Trois marocains –Mohamed El Ayadi, historien, Hassan Rachik, anthropologue et Mohamed Tozzy, politologue- nous font découvrir un … autre Maroc.
Ce travail de recherche nous a été présenté par le politologue Mohamed Tozy dans une interview accordée à Hamid Barrada de Jeune Afrique.
Je vous propose ci-dessous les principaux enseignements de cette enquête :
* La prière :
- Les marocains prient massivement. Mais le rapport à la prière est changeant : on prie, on s’arrête, on reprend…
- Pour prier, la mosquée n’est pas le lieu principal des dévotions.
- 15 % des marocains n’ont jamais prié, soit environ 2 millions.
- 16 % seulement des hommes fréquentent les mosquées (2 % pour les femmes).
- Le Maroc compte 41 755 lieux de culte.
- 25 % seulement accomplissent à l’heure dite la prière de l’aube. Seuls 5 % d’entre eux se rendent à la mosquée pour le faire.
- La prière du vendredi ne mobilise régulièrement que la moitié des fidèles, alors que 37 % ne la font jamais.
* Le jeûne du Ramadan :
- 60 % considèrent comme non musulmans ceux qui ne font par le ramadan.

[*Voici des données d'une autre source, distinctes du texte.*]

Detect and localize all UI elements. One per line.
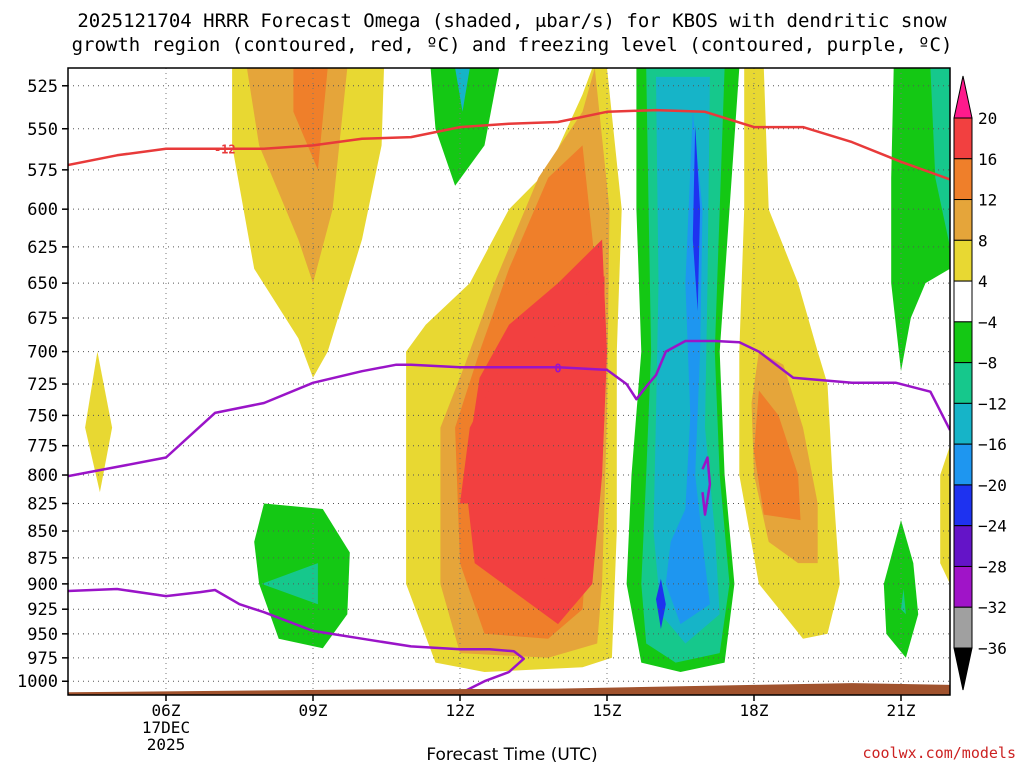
y-tick-label-825: 825 — [27, 494, 58, 514]
y-tick-label-975: 975 — [27, 649, 58, 669]
colorbar-band-9 — [953, 484, 973, 527]
colorbar-band-7 — [953, 402, 973, 445]
y-tick-label-700: 700 — [27, 343, 58, 363]
y-tick-label-550: 550 — [27, 120, 58, 140]
contour-label-0: -12 — [214, 143, 236, 157]
y-tick-label-600: 600 — [27, 200, 58, 220]
colorbar-label-1: 16 — [978, 150, 997, 169]
x-tick-label-15Z: 15Z — [593, 701, 622, 720]
gridlines — [68, 68, 950, 695]
x-tick-label-06Z: 06Z — [152, 701, 181, 720]
x-tick-sublabel-0: 17DEC — [142, 718, 190, 737]
x-tick-sublabel-1: 2025 — [147, 735, 186, 754]
colorbar-label-8: −16 — [978, 435, 1007, 454]
colorbar-band-4 — [953, 280, 973, 323]
colorbar-band-8 — [953, 443, 973, 486]
terrain-layer — [68, 683, 950, 695]
colorbar-label-3: 8 — [978, 231, 988, 250]
axes: 525 550 575 600 625 650 675 700 725 750 775 800 825 8… — [17, 67, 951, 754]
colorbar-label-12: −32 — [978, 598, 1007, 617]
colorbar-label-11: −28 — [978, 557, 1007, 576]
y-tick-label-850: 850 — [27, 522, 58, 542]
contour-line-2 — [68, 587, 525, 694]
y-tick-label-750: 750 — [27, 406, 58, 426]
colorbar-band-11 — [953, 565, 973, 608]
colorbar-band-10 — [953, 525, 973, 567]
y-tick-label-625: 625 — [27, 238, 58, 258]
omega-region-main-20 — [460, 276, 605, 615]
contour-layer: -12 0 — [68, 108, 950, 694]
omega-region-right-edge-4 — [940, 445, 950, 584]
colorbar-bottom-arrow — [953, 647, 973, 691]
x-axis-title: Forecast Time (UTC) — [426, 745, 598, 765]
chart-title-line-1: 2025121704 HRRR Forecast Omega (shaded, … — [77, 10, 947, 32]
omega-region-left-small — [85, 351, 113, 493]
colorbar-label-13: −36 — [978, 639, 1007, 658]
chart-title-line-2: growth region (contoured, red, ºC) and f… — [71, 34, 953, 56]
colorbar-band-3 — [953, 239, 973, 282]
omega-region-upper-cyan — [455, 68, 470, 112]
colorbar-label-10: −24 — [978, 517, 1007, 536]
colorbar-top-arrow — [953, 75, 973, 119]
colorbar-label-2: 12 — [978, 191, 997, 210]
y-tick-label-725: 725 — [27, 375, 58, 395]
y-tick-label-775: 775 — [27, 437, 58, 457]
colorbar-band-12 — [953, 606, 973, 649]
y-tick-label-800: 800 — [27, 466, 58, 486]
x-tick-label-09Z: 09Z — [299, 701, 328, 720]
y-tick-label-525: 525 — [27, 77, 58, 97]
omega-region-band-deepblue-top — [692, 125, 701, 312]
colorbar-label-0: 20 — [978, 109, 997, 128]
omega-region-right-12 — [754, 390, 801, 521]
credit-link[interactable]: coolwx.com/models — [862, 744, 1016, 762]
y-tick-label-925: 925 — [27, 600, 58, 620]
colorbar-band-5 — [953, 321, 973, 364]
contour-line-3 — [701, 456, 712, 516]
colorbar-band-2 — [953, 199, 973, 241]
y-tick-label-900: 900 — [27, 575, 58, 595]
omega-region-right-bottom-cyan — [901, 589, 906, 615]
x-tick-label-18Z: 18Z — [740, 701, 769, 720]
omega-region-band-deepblue-bot — [656, 578, 666, 629]
colorbar-label-9: −20 — [978, 476, 1007, 495]
y-tick-label-575: 575 — [27, 161, 58, 181]
contour-line-1 — [68, 339, 950, 478]
colorbar-band-6 — [953, 362, 973, 404]
contour-line-0 — [68, 108, 950, 181]
omega-region-far-right-teal — [930, 68, 950, 247]
colorbar-band-1 — [953, 158, 973, 201]
y-tick-label-650: 650 — [27, 274, 58, 294]
y-tick-label-950: 950 — [27, 625, 58, 645]
colorbar-label-7: −12 — [978, 394, 1007, 413]
colorbar: 20 16 12 8 4 −4 −8 −12 −16 −20 −24 −28 −32 −36 — [953, 75, 1007, 691]
contour-label-1: 0 — [554, 361, 561, 375]
colorbar-band-0 — [953, 117, 973, 160]
terrain-fill — [68, 683, 950, 695]
x-tick-label-12Z: 12Z — [446, 701, 475, 720]
y-tick-label-875: 875 — [27, 549, 58, 569]
y-tick-label-675: 675 — [27, 309, 58, 329]
omega-region-left-teal — [261, 563, 318, 605]
plot-frame — [67, 67, 951, 696]
omega-shading-layer — [68, 68, 950, 695]
colorbar-label-5: −4 — [978, 313, 997, 332]
y-tick-label-1000: 1000 — [17, 672, 58, 692]
colorbar-label-4: 4 — [978, 272, 988, 291]
x-tick-label-21Z: 21Z — [887, 701, 916, 720]
colorbar-label-6: −8 — [978, 354, 997, 373]
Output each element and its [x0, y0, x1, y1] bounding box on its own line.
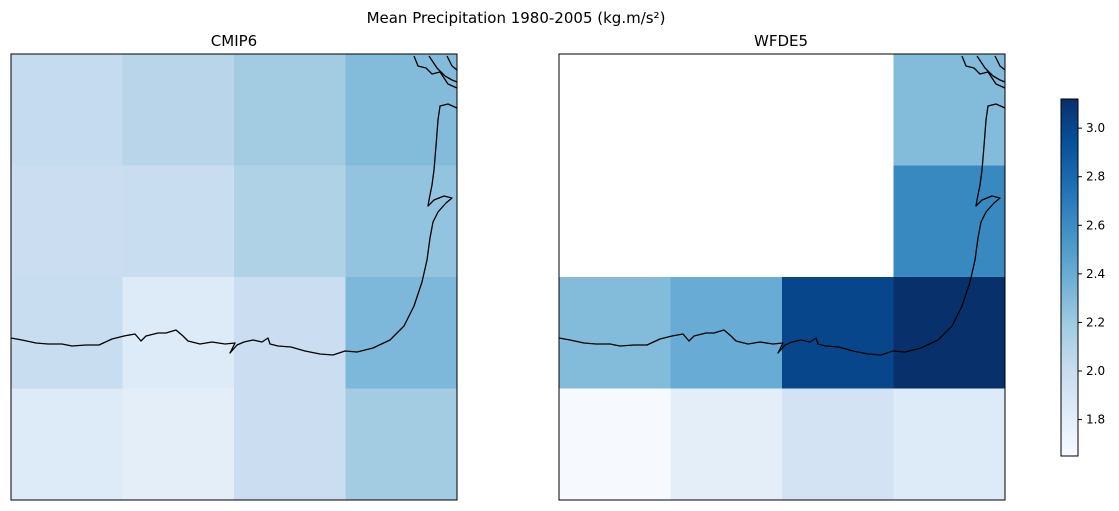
cmip6-cell-r0-c1: [122, 54, 235, 166]
wfde5-cell-r2-c2: [782, 277, 894, 389]
wfde5-cell-r0-c2: [782, 54, 894, 166]
cmip6-cell-r0-c0: [11, 54, 123, 166]
wfde5-cell-r2-c1: [670, 277, 783, 389]
colorbar-tick-label: 2.2: [1086, 315, 1105, 329]
wfde5-title: WFDE5: [754, 32, 808, 50]
wfde5-cell-r0-c0: [559, 54, 671, 166]
colorbar-tick-label: 2.4: [1086, 267, 1105, 281]
cmip6-cell-r3-c2: [234, 388, 346, 501]
colorbar-tick-label: 1.8: [1086, 413, 1105, 427]
cmip6-title: CMIP6: [211, 32, 257, 50]
wfde5-cell-r1-c2: [782, 165, 894, 278]
cmip6-cell-r3-c3: [345, 388, 458, 501]
wfde5-cell-r2-c0: [559, 277, 671, 389]
wfde5-cell-r3-c1: [670, 388, 783, 501]
cmip6-cell-r2-c2: [234, 277, 346, 389]
wfde5-cells: [559, 54, 1006, 501]
cmip6-cells: [11, 54, 458, 501]
cmip6-panel: CMIP6: [10, 32, 458, 501]
cmip6-cell-r2-c1: [122, 277, 235, 389]
colorbar-tick-label: 2.8: [1086, 170, 1105, 184]
cmip6-cell-r1-c2: [234, 165, 346, 278]
colorbar-tick-label: 2.6: [1086, 218, 1105, 232]
figure-title: Mean Precipitation 1980-2005 (kg.m/s²): [367, 9, 666, 27]
wfde5-frame: [558, 53, 1006, 501]
wfde5-cell-r2-c3: [893, 277, 1006, 389]
colorbar: 1.8 2.0 2.2 2.4 2.6 2.8 3.0: [1060, 98, 1105, 457]
wfde5-cell-r3-c2: [782, 388, 894, 501]
wfde5-coastline: [558, 55, 1006, 356]
cmip6-cell-r1-c3: [345, 165, 458, 278]
cmip6-cell-r2-c3: [345, 277, 458, 389]
colorbar-tick-label: 2.0: [1086, 364, 1105, 378]
wfde5-cell-r1-c1: [670, 165, 783, 278]
colorbar-tick-label: 3.0: [1086, 121, 1105, 135]
wfde5-cell-r1-c3: [893, 165, 1006, 278]
colorbar-gradient: [1060, 98, 1079, 457]
cmip6-cell-r3-c0: [11, 388, 123, 501]
wfde5-panel: WFDE5: [558, 32, 1006, 501]
cmip6-cell-r3-c1: [122, 388, 235, 501]
cmip6-frame: [10, 53, 458, 501]
wfde5-cell-r1-c0: [559, 165, 671, 278]
wfde5-cell-r3-c3: [893, 388, 1006, 501]
wfde5-cell-r3-c0: [559, 388, 671, 501]
cmip6-coastline: [10, 55, 458, 356]
colorbar-ticks: 1.8 2.0 2.2 2.4 2.6 2.8 3.0: [1078, 121, 1105, 427]
cmip6-cell-r1-c1: [122, 165, 235, 278]
cmip6-cell-r0-c2: [234, 54, 346, 166]
wfde5-cell-r0-c1: [670, 54, 783, 166]
cmip6-cell-r2-c0: [11, 277, 123, 389]
cmip6-cell-r1-c0: [11, 165, 123, 278]
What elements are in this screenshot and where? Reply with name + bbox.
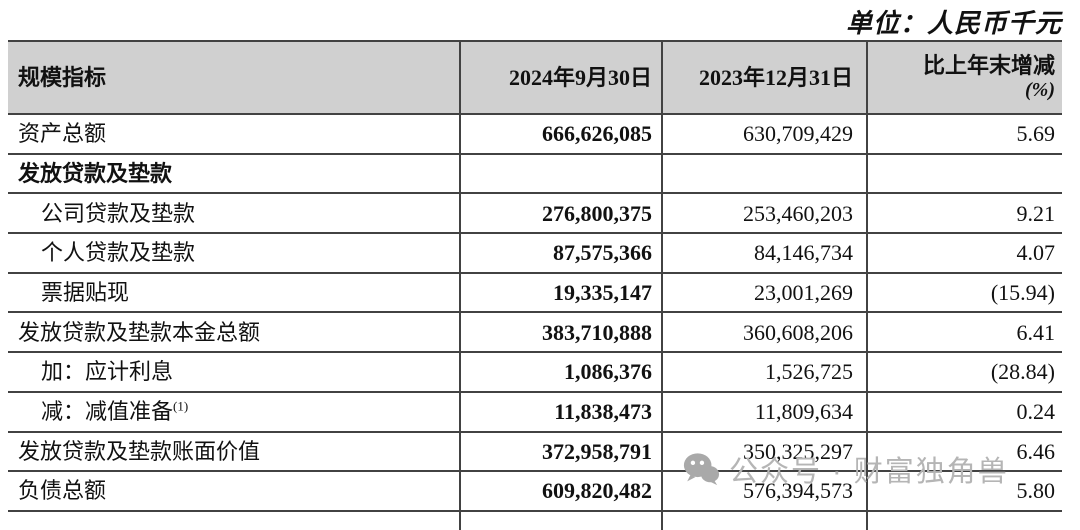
row-label: 票据贴现 [8,272,460,314]
row-label: 发放贷款及垫款账面价值 [8,431,460,473]
value-change [866,153,1062,195]
financial-table: 规模指标 2024年9月30日 2023年12月31日 比上年末增减 (%) 资… [8,40,1062,530]
row-label [8,511,460,530]
value-change: 6.41 [866,312,1062,354]
table-row: 负债总额 609,820,482 576,394,573 5.80 [8,471,1062,512]
unit-label: 单位：人民币千元 [845,9,1062,38]
table-row: 减：减值准备(1) 11,838,473 11,809,634 0.24 [8,391,1062,433]
value-2024: 383,710,888 [459,312,662,354]
row-label: 发放贷款及垫款 [8,153,460,195]
value-change: 0.24 [866,391,1062,433]
value-2024: 11,838,473 [459,391,662,433]
value-change: 6.46 [866,431,1062,473]
row-label-text: 减：减值准备 [41,399,174,424]
value-2024: 87,575,366 [459,233,662,274]
page: { "unit_label": "单位：人民币千元", "colors": { … [8,9,1062,530]
value-change: (15.94) [866,272,1062,314]
value-2023: 253,460,203 [661,193,867,235]
watermark: 公众号 · 财富独角兽 [682,448,1009,490]
value-2023: 11,809,634 [661,391,867,433]
table-row: 票据贴现 19,335,147 23,001,269 (15.94) [8,272,1062,314]
value-2024: 372,958,791 [459,431,662,473]
value-change: 9.21 [866,193,1062,235]
value-2024: 19,335,147 [459,272,662,314]
value-2024: 609,820,482 [459,471,662,512]
value-2023: 630,709,429 [661,114,867,155]
row-label: 负债总额 [8,471,460,512]
row-label: 个人贷款及垫款 [8,233,460,274]
value-change: (28.84) [866,352,1062,393]
wechat-icon [682,450,720,488]
value-change: 5.69 [866,114,1062,155]
table-row: 个人贷款及垫款 87,575,366 84,146,734 4.07 [8,233,1062,274]
row-label: 公司贷款及垫款 [8,193,460,235]
table-row: 发放贷款及垫款账面价值 372,958,791 350,325,297 6.46 [8,431,1062,473]
column-header-change-unit: (%) [1025,78,1055,101]
column-header-indicator: 规模指标 [8,40,460,115]
row-label: 加：应计利息 [8,352,460,393]
value-2023: 84,146,734 [661,233,867,274]
value-2023: 23,001,269 [661,272,867,314]
table-row-section: 发放贷款及垫款 [8,153,1062,195]
footnote-marker: (1) [173,398,189,414]
table-row: 加：应计利息 1,086,376 1,526,725 (28.84) [8,352,1062,393]
column-header-2024: 2024年9月30日 [459,40,662,115]
table-header-row: 规模指标 2024年9月30日 2023年12月31日 比上年末增减 (%) [8,40,1062,115]
value-change: 4.07 [866,233,1062,274]
value-2023: 360,608,206 [661,312,867,354]
row-label: 减：减值准备(1) [8,391,460,433]
value-change: 5.80 [866,471,1062,512]
column-header-2023: 2023年12月31日 [661,40,867,115]
watermark-text: 公众号 · 财富独角兽 [729,456,1009,488]
row-label: 资产总额 [8,114,460,155]
value-2023 [661,153,867,195]
value-2024: 666,626,085 [459,114,662,155]
table-row: 发放贷款及垫款本金总额 383,710,888 360,608,206 6.41 [8,312,1062,354]
value-2024: 276,800,375 [459,193,662,235]
column-header-change: 比上年末增减 (%) [866,40,1062,115]
table-row: 公司贷款及垫款 276,800,375 253,460,203 9.21 [8,193,1062,235]
value-2024: 1,086,376 [459,352,662,393]
value-2024 [459,153,662,195]
column-header-change-line1: 比上年末增减 [922,53,1055,79]
table-row-partial [8,510,1062,530]
value-2023: 1,526,725 [661,352,867,393]
table-row: 资产总额 666,626,085 630,709,429 5.69 [8,114,1062,155]
value-2023: 576,394,573 [661,471,867,512]
row-label: 发放贷款及垫款本金总额 [8,312,460,354]
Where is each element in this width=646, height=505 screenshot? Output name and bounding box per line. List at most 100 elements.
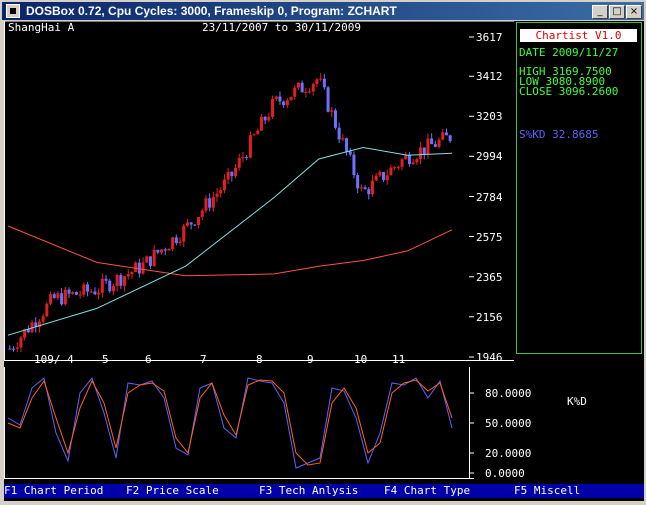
candle-body [230, 171, 234, 177]
window-title: DOSBox 0.72, Cpu Cycles: 3000, Frameskip… [26, 4, 397, 18]
info-panel: Chartist V1.0 DATE 2009/11/27 HIGH 3169.… [516, 22, 642, 354]
candle-body [363, 187, 367, 190]
candle-body [189, 222, 193, 225]
price-tick-label: 3412 [476, 70, 503, 84]
candle-body [300, 82, 304, 93]
candle-body [385, 175, 389, 181]
f3-tech-analysis[interactable]: F3 Tech Anlysis [259, 484, 359, 497]
title-bar[interactable]: DOSBox 0.72, Cpu Cycles: 3000, Frameskip… [2, 2, 644, 20]
candle-body [271, 98, 275, 117]
candle-body [211, 196, 215, 208]
chart-date-range: 23/11/2007 to 30/11/2009 [202, 21, 361, 34]
candle-body [30, 322, 34, 333]
candle-body [259, 116, 263, 131]
candle-body [315, 79, 319, 84]
candle-body [430, 138, 434, 145]
info-high: HIGH 3169.7500 [519, 65, 612, 78]
close-button[interactable]: × [626, 5, 642, 19]
kd-indicator-label: K%D [567, 395, 587, 408]
candle-body [441, 132, 445, 140]
candle-body [267, 116, 271, 121]
candle-body [419, 147, 423, 160]
candle-body [86, 284, 90, 292]
candle-body [274, 96, 278, 99]
price-tick-label: 2575 [476, 230, 503, 244]
kd-tick-label: 80.0000 [485, 387, 532, 400]
candle-body [41, 316, 45, 322]
candle-body [396, 166, 400, 168]
candle-body [411, 162, 415, 165]
candle-body [134, 262, 138, 272]
candle-body [341, 138, 345, 140]
f5-miscell[interactable]: F5 Miscell [514, 484, 581, 497]
candle-body [185, 222, 189, 226]
f4-chart-type[interactable]: F4 Chart Type [384, 484, 471, 497]
candle-body [156, 249, 160, 253]
candle-body [289, 96, 293, 101]
price-tick-label: 2994 [476, 150, 503, 164]
kd-lines-group [7, 376, 474, 474]
maximize-button[interactable]: □ [609, 5, 625, 19]
candle-body [130, 271, 134, 275]
candle-body [23, 329, 27, 338]
candle-body [15, 347, 19, 349]
candle-body [415, 159, 419, 163]
app-icon[interactable] [6, 4, 20, 18]
candle-body [256, 130, 260, 135]
price-tick-label: 2784 [476, 190, 503, 204]
candle-body [304, 91, 308, 93]
candle-body [252, 134, 256, 136]
ma-short-line [7, 146, 453, 336]
f1-chart-period[interactable]: F1 Chart Period [4, 484, 104, 497]
candle-body [226, 171, 230, 180]
candle-body [197, 217, 201, 226]
app-name-badge: Chartist V1.0 [520, 29, 637, 42]
candle-body [97, 292, 101, 295]
candle-body [282, 101, 286, 106]
f2-price-scale[interactable]: F2 Price Scale [126, 484, 219, 497]
price-tick-label: 3617 [476, 31, 503, 44]
date-tick-label: 11 [392, 353, 406, 366]
candle-body [356, 175, 360, 189]
date-tick-label: 5 [102, 353, 109, 366]
candle-body [89, 291, 93, 293]
date-tick-label: 9 [307, 353, 314, 366]
candle-body [370, 180, 374, 195]
date-tick-label: 6 [145, 353, 152, 366]
candle-body [100, 278, 104, 293]
date-tick-label: 7 [200, 353, 207, 366]
candle-body [293, 87, 297, 97]
date-tick-label: 8 [256, 353, 263, 366]
candle-body [126, 274, 130, 277]
candle-body [137, 262, 141, 274]
candle-body [263, 116, 267, 121]
candle-body [49, 294, 53, 304]
info-low: LOW 3080.8900 [519, 75, 606, 88]
candle-body [200, 210, 204, 218]
kd-tick-label: 50.0000 [485, 417, 532, 430]
candle-body [148, 256, 152, 267]
candle-body [237, 158, 241, 168]
d-line [7, 379, 453, 466]
candle-body [308, 91, 312, 93]
candle-body [382, 172, 386, 181]
candle-body [152, 249, 156, 267]
candle-body [115, 275, 119, 287]
candle-body [337, 127, 341, 140]
candle-body [119, 275, 123, 286]
candle-body [174, 237, 178, 244]
minimize-button[interactable]: _ [592, 5, 608, 19]
candle-body [215, 193, 219, 197]
candle-body [433, 144, 437, 147]
candle-body [311, 83, 315, 92]
candle-body [219, 190, 223, 194]
candle-body [367, 189, 371, 195]
candle-body [407, 154, 411, 165]
ma-long-line [7, 225, 453, 277]
candle-body [182, 225, 186, 242]
candle-body [37, 321, 41, 328]
candle-body [167, 248, 171, 251]
candle-body [345, 138, 349, 152]
moving-averages-group [7, 146, 453, 336]
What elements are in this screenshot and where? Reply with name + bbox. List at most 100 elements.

- 82 % sont contrte l’ouverture des cafés et restaurants pendant le ramadan.
* Les sources d’informations sur la religion :
- La télévision est la principale source d’information pour 40 % des marocains.
- 15 % s’informent auprès de leurs parents.
- 12 % s’informent des livres.
- 11 % s’informent des mosquées.
- 2 % s’informent de l’école.
- Pour les ruraux, ils sont plus de 50 % à déclarer que la mosquée est leur 1ère source d’information.
* Les écoles ou rites (madhib) de l’islam :
- 73 % ignorent leur existence.
- Sur les 24 % qui en connaissent l’existence, 16 % sont capables de les citer.
- 60 % ne connaissent pas les quatre Califes qui ont succédé au Prophète.
* Musique, cinéma, mixité et prêts bancaire :
- 3 % estiment que la musique est illicite (haram).
- 1 % considère le cinéma haram.
- Tous les marocains sont favorable à la mixité à l’école mais ils ne sont que 30 % à être favorable pour cette mixité sur les plages.
- 52 % pensent que le prêt bancaire ne pose aucun problème alors que 13 % seulement le considèrent illicite.
Que penser des marocains après ces statistiques. Je laisse la réponse à Mr Mohamed Tozy pour lequel « le Marocain n’agit pas en musulman dans toutes les situations. Il fait scrupuleusement ses cinq prières quotidiennes, il contracte un prêt bancaire, il apprécie le bordeaux, il regarde des films et peut même acceptes que sa fille épouse un chrétien ou un juif pour peu que celui-ci respecte les apparences. »
Vive l’hypocrisie ?!
« Erreur grossière de jugement ! On confond l’incontournable pragmatisme avec une attitude immorale. Ce n’est pas parce qu’on est profondément croyant qu’on doit s’interdire de prendre des libertés avec les règles et les dogmes ».
Parfaitement d’accord avec vous Mr Tozy !
Tous les extraits et citations présents dans cet article sont issus de l’enquête : « Etre musulman au Maghreb » publiée par Jeune Afrique dans son 2498ème numéro.